Thirteen sites were sampled in September 2019 in the mean stream and tributaries (Fig. 1A). Sampling site locations are listed in Supplementary Table 1. Sampling sites in main stream were determined with the entry and exit of Hetao Plain (BYGL and SHHK), Fenwei Plain (LM and TG) and other agricultural areas along the upstream, middle-stream and down-stream, which could represent the pesticides discharge level in these areas. In addition, four agricultural tributaries were sampled in sites joining the main stream: the Fen, Wei, Tao, and Huangshui Rivers, which could represent pesticide discharge levels in these tributaries. A 2 L sample of river water from each site was poured into a dark-glass bottle and then filtered with a glass fiber membrane (0.77 μm, Whatman, USA). The samples were stored at 4 °C prior to the next procedure.

Extraction and quantification of atrazine were performed as described by Ouyang et al.12. In sequence, a 6 mL mixture of dichloromethane-methanol (v/v, 80/20, acidized by 5 mM HCl), 2 mL methanol, and 5 mL ultrapure water were permeated via graphitized carbon black solid-phase extraction (SPE) columns to activate the SPE columns. Desethylatrazine-13C (30 ng) was used as the surrogate mixture in filtered water. Next, the water samples were pre-concentrated using SPE cartridges at a flow of 1.0 mL/min in vacuum. Then, 1.5 mL methanol and 6 mL dichloromethane methanol (v/v, 80/20, acidized with 5 mM HCl) were used to elute the extract. When the eluents were concentrated by nitrogen flow to 200 μL, the residual volume was fixed at 1 mL using methanol. Next, the residual was filtered using a 0.22 μm polytetrafluoroethylene membrane for equipment detection. Atrazine was quantified using a UPLC-MS/MS machine loaded with a liquid chromatograph and a mass spectrometer (Supplementary Table 2). Atrazine-13C (30 ng) was used as the internal standard.
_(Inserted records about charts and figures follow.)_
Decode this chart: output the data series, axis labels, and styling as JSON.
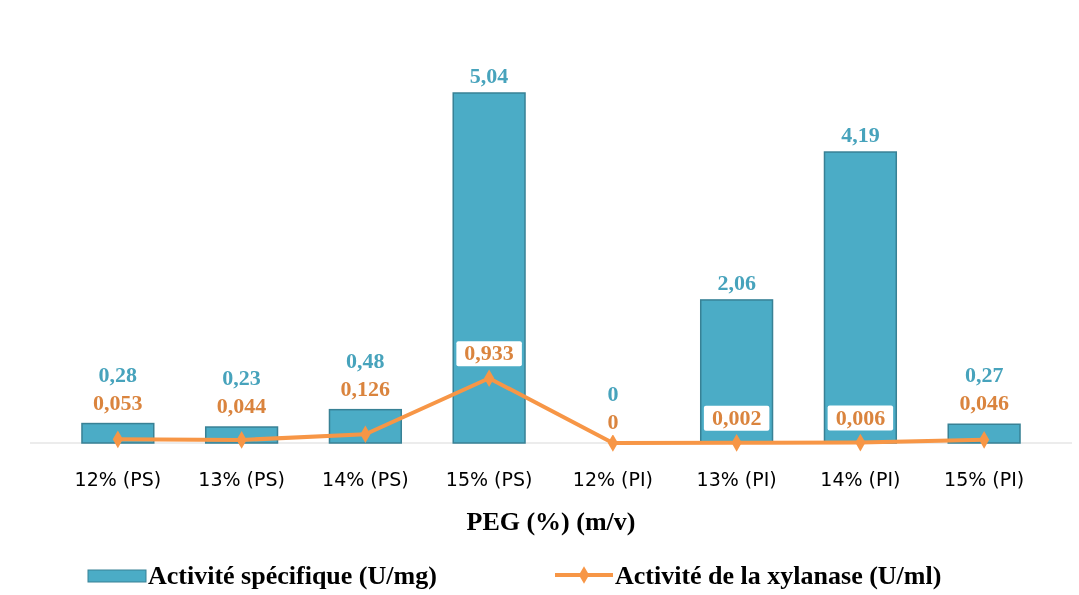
{
  "chart_data": {
    "type": "bar",
    "xlabel": "PEG (%) (m/v)",
    "categories": [
      "12% (PS)",
      "13% (PS)",
      "14% (PS)",
      "15% (PS)",
      "12% (PI)",
      "13% (PI)",
      "14% (PI)",
      "15% (PI)"
    ],
    "series": [
      {
        "type": "bar",
        "name": "Activité spécifique  (U/mg)",
        "color": "#4bacc6",
        "values": [
          0.28,
          0.23,
          0.48,
          5.04,
          0,
          2.06,
          4.19,
          0.27
        ],
        "value_labels": [
          "0,28",
          "0,23",
          "0,48",
          "5,04",
          "0",
          "2,06",
          "4,19",
          "0,27"
        ]
      },
      {
        "type": "line",
        "name": "Activité de la xylanase  (U/ml)",
        "color": "#f79646",
        "values": [
          0.053,
          0.044,
          0.126,
          0.933,
          0,
          0.002,
          0.006,
          0.046
        ],
        "value_labels": [
          "0,053",
          "0,044",
          "0,126",
          "0,933",
          "0",
          "0,002",
          "0,006",
          "0,046"
        ],
        "marker": "diamond"
      }
    ],
    "legend": "bottom",
    "grid": false
  }
}
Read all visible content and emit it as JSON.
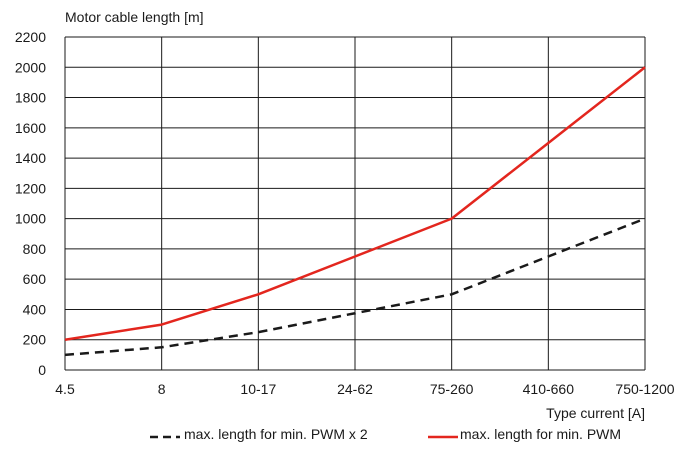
{
  "chart_data": {
    "type": "line",
    "title": "",
    "ylabel": "Motor cable length [m]",
    "xlabel": "Type current [A]",
    "categories": [
      "4.5",
      "8",
      "10-17",
      "24-62",
      "75-260",
      "410-660",
      "750-1200"
    ],
    "yticks": [
      0,
      200,
      400,
      600,
      800,
      1000,
      1200,
      1400,
      1600,
      1800,
      2000,
      2200
    ],
    "ylim": [
      0,
      2200
    ],
    "grid": true,
    "legend_position": "bottom",
    "series": [
      {
        "name": "max. length for min. PWM x 2",
        "values": [
          100,
          150,
          250,
          375,
          500,
          750,
          1000
        ],
        "color": "#1a1a1a",
        "style": "dashed"
      },
      {
        "name": "max. length for min. PWM",
        "values": [
          200,
          300,
          500,
          750,
          1000,
          1500,
          2000
        ],
        "color": "#e3261e",
        "style": "solid"
      }
    ]
  }
}
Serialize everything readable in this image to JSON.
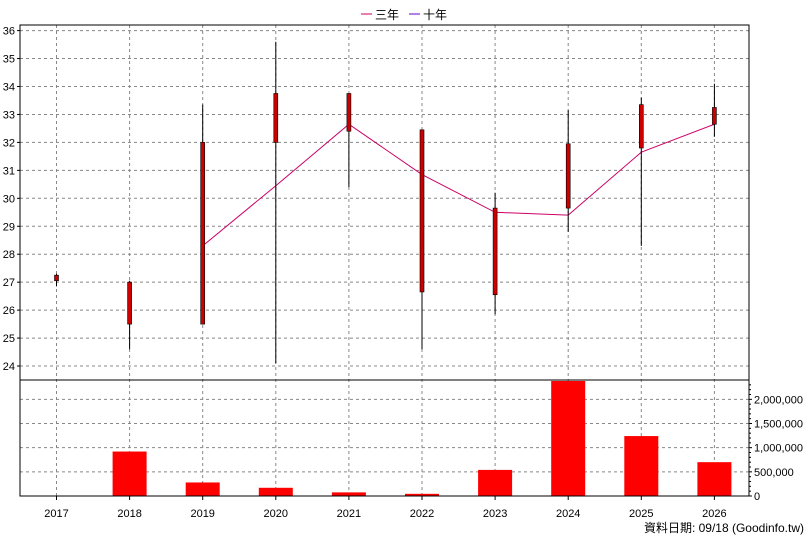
{
  "legend": {
    "items": [
      {
        "label": "三年",
        "color": "#cc0066"
      },
      {
        "label": "十年",
        "color": "#6600cc"
      }
    ]
  },
  "footer": {
    "text": "資料日期: 09/18  (Goodinfo.tw)"
  },
  "colors": {
    "up": "#cc0000",
    "down": "#33cc33",
    "wick": "#000000",
    "ma3": "#cc0066",
    "volume": "#ff0000",
    "grid": "#888888"
  },
  "chart_data": [
    {
      "type": "candlestick",
      "title": "",
      "categories": [
        "2017",
        "2018",
        "2019",
        "2020",
        "2021",
        "2022",
        "2023",
        "2024",
        "2025",
        "2026"
      ],
      "ylim": [
        23.5,
        36.2
      ],
      "yticks": [
        24,
        25,
        26,
        27,
        28,
        29,
        30,
        31,
        32,
        33,
        34,
        35,
        36
      ],
      "candles": [
        {
          "x": "2017",
          "open": 27.05,
          "high": 27.3,
          "low": 26.85,
          "close": 27.25
        },
        {
          "x": "2018",
          "open": 25.5,
          "high": 27.05,
          "low": 24.6,
          "close": 27.0
        },
        {
          "x": "2019",
          "open": 25.5,
          "high": 33.35,
          "low": 25.5,
          "close": 32.0
        },
        {
          "x": "2020",
          "open": 32.0,
          "high": 35.6,
          "low": 24.1,
          "close": 33.75
        },
        {
          "x": "2021",
          "open": 32.4,
          "high": 33.75,
          "low": 30.4,
          "close": 33.75
        },
        {
          "x": "2022",
          "open": 26.65,
          "high": 32.45,
          "low": 24.6,
          "close": 32.45
        },
        {
          "x": "2023",
          "open": 26.55,
          "high": 30.2,
          "low": 25.85,
          "close": 29.65
        },
        {
          "x": "2024",
          "open": 29.65,
          "high": 33.15,
          "low": 28.8,
          "close": 31.95
        },
        {
          "x": "2025",
          "open": 31.8,
          "high": 33.6,
          "low": 28.3,
          "close": 33.35
        },
        {
          "x": "2026",
          "open": 32.65,
          "high": 34.1,
          "low": 32.2,
          "close": 33.25
        }
      ],
      "series": [
        {
          "name": "三年",
          "x": [
            "2019",
            "2020",
            "2021",
            "2022",
            "2023",
            "2024",
            "2025",
            "2026"
          ],
          "values": [
            28.3,
            30.45,
            32.65,
            30.85,
            29.5,
            29.4,
            31.65,
            32.65
          ]
        },
        {
          "name": "十年",
          "x": [],
          "values": []
        }
      ],
      "grid": true,
      "legend_position": "top-center"
    },
    {
      "type": "bar",
      "title": "",
      "categories": [
        "2017",
        "2018",
        "2019",
        "2020",
        "2021",
        "2022",
        "2023",
        "2024",
        "2025",
        "2026"
      ],
      "values": [
        0,
        920000,
        280000,
        170000,
        75000,
        45000,
        540000,
        2380000,
        1240000,
        700000
      ],
      "ylim": [
        0,
        2400000
      ],
      "yticks": [
        0,
        500000,
        1000000,
        1500000,
        2000000
      ],
      "ytick_labels": [
        "0",
        "500,000",
        "1,000,000",
        "1,500,000",
        "2,000,000"
      ],
      "grid": true
    }
  ]
}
A 0.1% formic acid water solution was used as eluent A, and a 0.1% formic acid acetonitrile solution was used as eluent B. Extracted ion chromatograms of atrazine, desethylatrazine-13C, and atrazine-13C are shown in Supplementary Fig. 6.

Quality control

Quality control methods, namely duplicate field samples, blank field samples, laboratory blanks, and surrogates, were used to ensure measurement accuracy. The calibration equations, method detection limits, and method quantification limits for atrazine and its surrogates are presented in Supplementary Table 3. A loss control method was used for the extraction process44. The average recovery ± standard deviation of surrogates desethylatrazine-13C in surface water was 87 ± 8.3% (N = 13). The average relative percentage difference of atrazine was 7 ± 13.6% (N = 13).

Statistical analysis

R version 4.0.3 was used for data analysis and visualization45. A Fully Bayesian Monte Carlo sensitivity analysis scheme was used to identify the most sensitive factor for atrazine discharge loads in the watershed based on the Bayesian Gaussian process regression model in R package tgp46. Random Latin hypercube samples were drawn at each Markov chain Monte Carlo iteration to estimate the main effects and the total sensitivity indices. Atrazine application intensity and precipitation were set as input variables and the atrazine discharge loads was set as output responses. In the setting of variables in R program, the size of random Latin hypercube samples was set as 1000, the span was set as 0.3, the 3-vector of Monte-Carlo parameters (B)urn in, (T)otal, and (E)very were set as 4000, 8000, and 10, respectively.

The ANOVA assumptions were tested before comparing the means among sites. The spline model is a reliable tool for describing nonlinear relationships between complex variables47. The discharge load of atrazine in the unusual precipitation years was estimated using a spline model.